Diagnostic Criteria for FH
The FH Foundation endorses “The Agenda for Familial Hypercholesterolemia: A Scientific Statement from the AHA”^[1]clinical criteria for FH diagnosis.

FH Diagnosis: ICD-10 E78.01

Heterozygous FH: LDL ≥190 at baseline, not due to secondary causes*, and a 1st degree relative similarly affected or with premature Coronary Artery Disease OR a positive genetic test result.  Do not require genetic testing.
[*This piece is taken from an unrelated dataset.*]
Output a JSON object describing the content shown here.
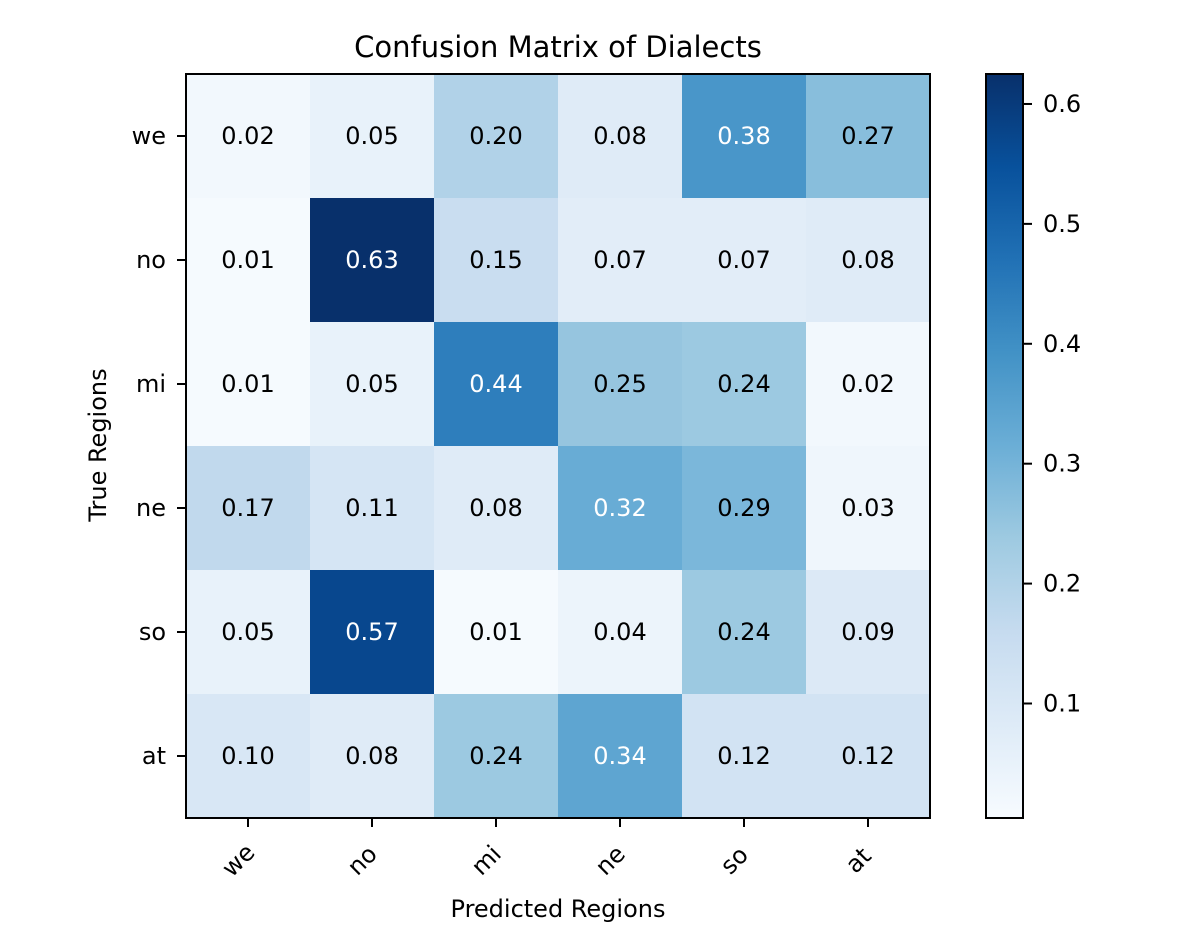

Homozygous FH: Untreated LDL-C ≥400 mg/dL and 1 or both parents having clinically diagnosed familial hypercholesterolemia, positive genetic testing for an LDL-C-raising (LDL receptor, apoB, or PCSK9) gene defect, or autosomal recessive FH. Do not require genetic testing. If LDL-C ≥560 mg/dL or LDL-C ≥400 mg/dL with aortic valve disease or xanthomata at < 20 years of age, homozygous FH highly likely.

Statin Use
High intensity statin (atorvastatin 40-80mg or rosuvastatin 20-40mg^[2]) or maximally tolerated statin or statin intolerant.

Statin Trial
4 weeks^[3].

Statin Intolerance
Tried 2 statins (one high intensity, one at lowest recommended dose)^[4].

Ezetimibe Trial
Trial optional. 4 weeks.

LDL thresholds
Treated LDL > 70 with or without ASCVD^[5].

Documentation
Allow for physician attestation, particularly for pre-treatment LDL-C.

Re-authorization
Initial re-authorization after 3 months**, then re-authorization for 3 years.